The incidence of type 2 diabetes is high in China, the researchers found that eating white rice four times a day may be a factor, while diabetes was much less among the West, as they eat less rice during the week.
White rice has a high GI (glycaemic index) which is linked to diabetes and the researchers showed that the more such rice is eaten, the higher the risk of type 2 diabetes. Compared with brown rice, white has less fibre and fewer nutrients such as magnesium and vitamins. Experts say larger studies are needed to substantiate the hypothesis.
In Sri Lanka people prefer to eat white rice as it is cheaper than the unprocessed grains, and rice packets freely sold on the road-side are cheap and cooked with white rice..
White rice is low in fibre, and absorption from the gut is faster causing sudden spikes in blood sugar levels.
Rice form the bulk of the plate among the farmers and working class people. They need it, as most of the quick energy is obtained from rice. So it is true 85% of the plate is filled with rice.
The more sedentary types should not eat rice as much as the amount the workers consume. About two tablespoons of cooked rice would be sufficient to produce there calorie requirement. Eating too much of rice by the office workers and the executives in the city with little or no exercise are susceptible to non-communicable diseases like diabetes, heart disease, stroke, among others.
Today, more than half the world population lives on the energy produced by eating rice, and those eating brown rice have the added advantage of the nutritive values in the out layers of the grain.
A cup of brown unpolished rice contains 88 per cent of manganese, 27.3 per cent of selenium, 20.9 per cent of magnesium. 18.7 per cent of tryptophan and only 12 per cent calories.
High fibre content of the brown rice reduces absorption of cholesterol, and facilitates healthy bowel movements and supposed to promote weight loss.
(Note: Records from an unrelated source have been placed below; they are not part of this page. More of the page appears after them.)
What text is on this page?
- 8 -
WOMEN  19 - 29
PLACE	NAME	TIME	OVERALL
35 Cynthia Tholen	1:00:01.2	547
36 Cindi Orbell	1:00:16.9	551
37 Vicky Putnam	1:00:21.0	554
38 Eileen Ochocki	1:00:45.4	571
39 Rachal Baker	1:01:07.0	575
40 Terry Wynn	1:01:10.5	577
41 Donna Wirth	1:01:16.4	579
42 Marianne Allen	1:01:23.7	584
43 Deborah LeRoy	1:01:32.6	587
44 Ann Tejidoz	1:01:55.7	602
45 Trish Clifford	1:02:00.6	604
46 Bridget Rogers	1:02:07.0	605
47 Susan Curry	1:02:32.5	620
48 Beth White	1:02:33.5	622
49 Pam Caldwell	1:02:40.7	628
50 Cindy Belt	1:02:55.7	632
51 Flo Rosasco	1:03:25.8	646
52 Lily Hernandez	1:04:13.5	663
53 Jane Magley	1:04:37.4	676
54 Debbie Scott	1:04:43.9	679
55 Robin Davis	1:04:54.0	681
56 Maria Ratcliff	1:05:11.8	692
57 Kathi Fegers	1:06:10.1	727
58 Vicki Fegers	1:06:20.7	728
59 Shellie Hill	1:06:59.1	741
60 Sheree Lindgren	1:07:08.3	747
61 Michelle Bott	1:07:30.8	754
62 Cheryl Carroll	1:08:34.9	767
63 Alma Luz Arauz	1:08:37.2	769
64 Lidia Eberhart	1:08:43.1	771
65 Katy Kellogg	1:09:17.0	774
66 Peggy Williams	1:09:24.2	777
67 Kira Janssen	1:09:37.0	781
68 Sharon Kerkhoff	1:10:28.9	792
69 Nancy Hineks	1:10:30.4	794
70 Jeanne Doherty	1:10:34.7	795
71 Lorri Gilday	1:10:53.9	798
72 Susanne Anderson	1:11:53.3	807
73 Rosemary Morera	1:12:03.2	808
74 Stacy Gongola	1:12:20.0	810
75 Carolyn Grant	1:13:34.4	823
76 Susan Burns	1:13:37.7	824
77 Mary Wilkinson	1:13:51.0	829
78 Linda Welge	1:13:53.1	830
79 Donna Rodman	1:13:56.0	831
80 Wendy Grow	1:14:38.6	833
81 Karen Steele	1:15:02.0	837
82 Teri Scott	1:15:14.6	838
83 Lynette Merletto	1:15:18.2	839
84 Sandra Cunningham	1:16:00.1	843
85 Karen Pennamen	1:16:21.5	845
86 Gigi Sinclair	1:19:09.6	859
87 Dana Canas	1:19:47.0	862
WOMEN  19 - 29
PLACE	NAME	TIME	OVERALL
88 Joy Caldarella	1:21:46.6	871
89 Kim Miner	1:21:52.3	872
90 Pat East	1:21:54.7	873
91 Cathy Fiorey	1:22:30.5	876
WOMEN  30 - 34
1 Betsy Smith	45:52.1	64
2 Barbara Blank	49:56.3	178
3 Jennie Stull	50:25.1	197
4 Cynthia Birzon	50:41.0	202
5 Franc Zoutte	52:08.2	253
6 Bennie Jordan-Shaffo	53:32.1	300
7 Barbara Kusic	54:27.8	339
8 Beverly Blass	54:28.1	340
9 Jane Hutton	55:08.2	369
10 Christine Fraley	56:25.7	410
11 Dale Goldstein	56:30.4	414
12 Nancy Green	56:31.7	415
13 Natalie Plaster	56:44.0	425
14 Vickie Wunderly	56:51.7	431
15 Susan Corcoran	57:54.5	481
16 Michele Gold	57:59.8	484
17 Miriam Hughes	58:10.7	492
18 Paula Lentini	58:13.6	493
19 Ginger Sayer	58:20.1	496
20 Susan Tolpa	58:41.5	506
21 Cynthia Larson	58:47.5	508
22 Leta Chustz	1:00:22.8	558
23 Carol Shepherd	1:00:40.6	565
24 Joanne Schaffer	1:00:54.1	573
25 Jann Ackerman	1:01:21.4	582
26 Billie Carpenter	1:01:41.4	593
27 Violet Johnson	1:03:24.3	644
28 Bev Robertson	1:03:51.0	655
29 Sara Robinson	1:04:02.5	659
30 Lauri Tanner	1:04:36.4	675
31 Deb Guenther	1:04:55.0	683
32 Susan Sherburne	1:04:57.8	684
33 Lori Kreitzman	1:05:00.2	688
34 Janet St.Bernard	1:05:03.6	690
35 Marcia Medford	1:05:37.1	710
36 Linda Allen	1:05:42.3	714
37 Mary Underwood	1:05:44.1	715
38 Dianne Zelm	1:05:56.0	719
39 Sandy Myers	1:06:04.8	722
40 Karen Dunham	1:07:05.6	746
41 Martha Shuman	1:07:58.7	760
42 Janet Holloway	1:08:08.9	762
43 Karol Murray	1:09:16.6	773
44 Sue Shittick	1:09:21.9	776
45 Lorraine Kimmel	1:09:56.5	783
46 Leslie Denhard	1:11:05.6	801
Those who eat white rice are deprived of the valuable nutrients like the ones mentioned above, including B vitamins, such as thiamine, niacin, and minerals like phosphorus and magnesium. Brown rice contains relatively high levels of the amino acid lysine. These micronutrients and minerals are found in the unmilled and unpolished bran and germ. In the United States the polished rice is referred to as enriched rice, enriched with two B vitamins- thiamine and niacin and iron. In countries like Sri Lanka the white rice is not enriched due to the costs.
IT is important that people concentrate more on consuming unprocessed products, especially in Sri Lanka where so many delicacies are cooked using rice flour and wheat flour, such pittus, hoppers, roties, indiappans and so on.